The hunting of sea lions and fur seals on the Atlantic coasts of South America has irremediably changed the region's ecosystem, scientists have said. As their numbers were reduced, the two species progressively became super-predators.
Europeans settlers arrived in South America in the 16th century, and by the end of the 19th century they had started intensively exploiting the marine resources off the coasts of the continent.
Although sea lions and fur seals had been hunted for thousands of years by local hunter-gatherers for food and for their oil, skin and furs, this had not had a significant impact on the dynamics of the whole marine ecosystem.
This is not the case of the recent intensive European exploitation. The hunting of megafauna, such as sea lions and fur seals by Europeans, as well as the fishing of these animals' prey, led to their dramatic decline. This has had larger consequences: it has profoundly altered the whole ocean ecosystem's structure and food pyramid.
Scientists from the University of Barcelona and the National University of Patagonia (Argentina) investigated these changes.
They worked together on a large research project, looking at the effects of the exploitation of marine life by humans on the functioning of food networks in marine ecosystems of South America, over the past 6,000 years. Two articles on the subject have so far been published, in the scientific journals Oecologia and Paleobiology.
What sea lions and seals eat
A large part of the research involved collected sea lions' and fur seals' bones from archaeological sites in Patagonia and bones belonging to modern scientific collections. The scientists analysed the stable isotope ratios in these bones, as well as in ancient and modern shells of molluscs to help the comparison between bone samples from different periods.
From the isotope data, they were able to recreate the animals' diets over the past 6,000 years and compare them to current ones. The scientists found that these diets didn't change much when local hunters were the only ones exploiting the two species, but important changes were observed since the 19th century.
"Everything suggests that aboriginal exploitation didn't affect their diets or the structure of the trophic network, although it was common to eat sea lions and fur seals as well as some marine fish and birds," says project co-director Lluís Cardona.
The change in diet has not been as shocking for fur seals as for sea lions, as the former are limited by the size of their small mouth.
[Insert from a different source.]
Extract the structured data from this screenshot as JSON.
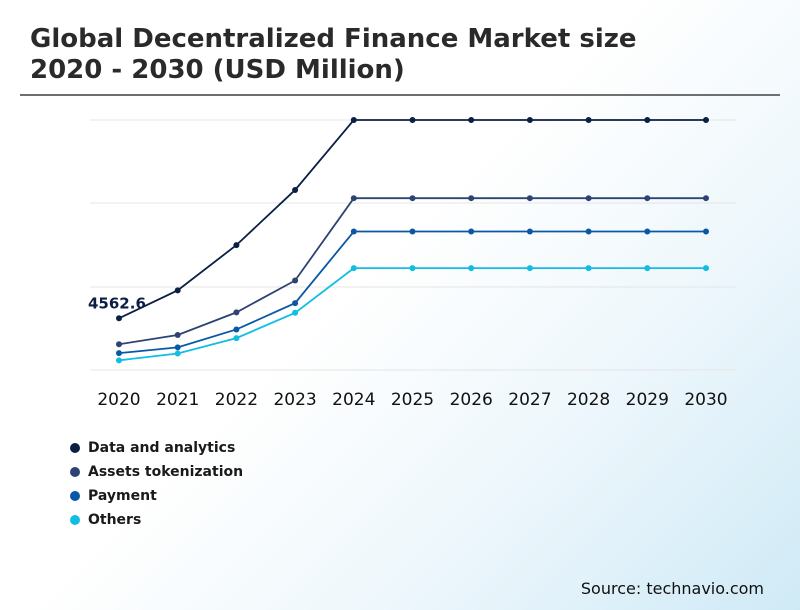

However, sea lions went from eating anchovies to hake and octopuses.
Combined with these diet changes, the reduction in the numbers of sea lions and fur seals following the arrival of Europeans had a direct impact on preys. The result was an alteration of the food pyramid and the ecological role of these large marine vertebrates in the southern Atlantic ocean.
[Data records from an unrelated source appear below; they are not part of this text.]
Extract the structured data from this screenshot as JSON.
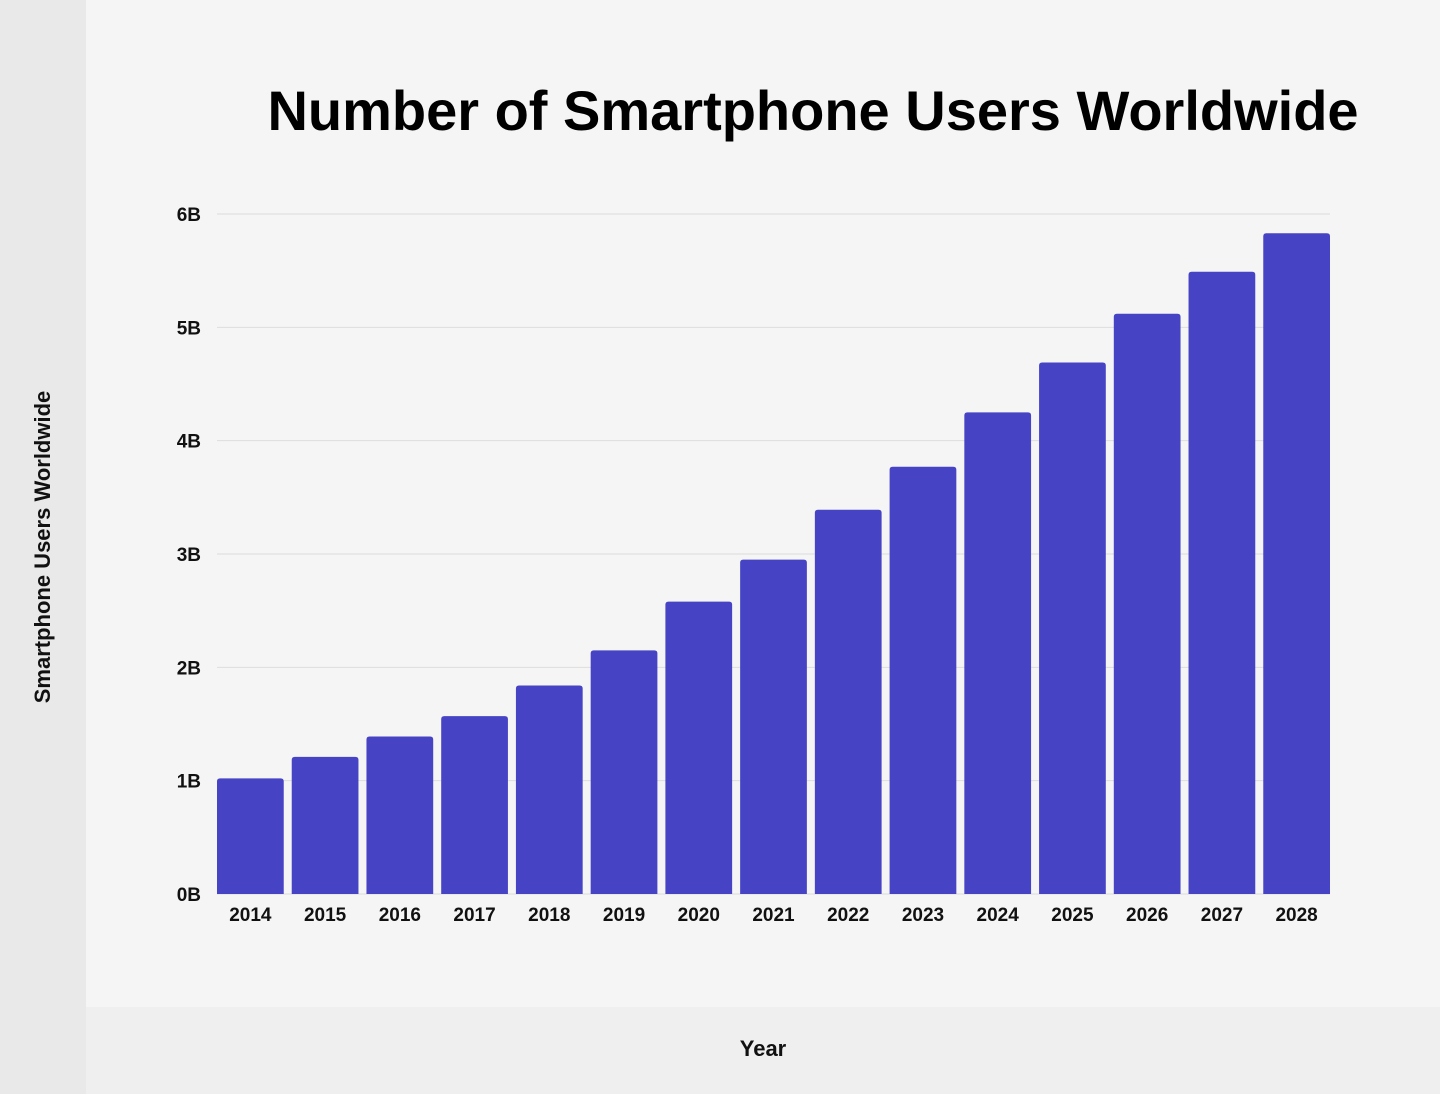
{
  "chart_data": {
    "type": "bar",
    "title": "Number of Smartphone Users Worldwide",
    "xlabel": "Year",
    "ylabel": "Smartphone Users Worldwide",
    "categories": [
      "2014",
      "2015",
      "2016",
      "2017",
      "2018",
      "2019",
      "2020",
      "2021",
      "2022",
      "2023",
      "2024",
      "2025",
      "2026",
      "2027",
      "2028"
    ],
    "values": [
      1.02,
      1.21,
      1.39,
      1.57,
      1.84,
      2.15,
      2.58,
      2.95,
      3.39,
      3.77,
      4.25,
      4.69,
      5.12,
      5.49,
      5.83
    ],
    "unit": "B",
    "ylim": [
      0,
      6
    ],
    "yticks": [
      "0B",
      "1B",
      "2B",
      "3B",
      "4B",
      "5B",
      "6B"
    ],
    "grid": true,
    "legend": "none",
    "bar_color": "#4743c5"
  }
}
Paradoxically, the hunting and progressive disappearance of sea lions and fur seals may have turned them into super-predators. "Sea lions and fur seals have now a higher trophic level compared to the times of the Europeans' arrival. They are now apex predators, that is, super-predators. This surprising result can be understood since the population of sea lions is now lower and therefore, there is more food for each animal, despite the development of the fishing activity," Cardona explains.
Sea lions and fur seals now live in a new ecosystem shaped by humans and the scientists are concerned that it will be impossible to restore natural ecological systems as they were 6,000 years ago.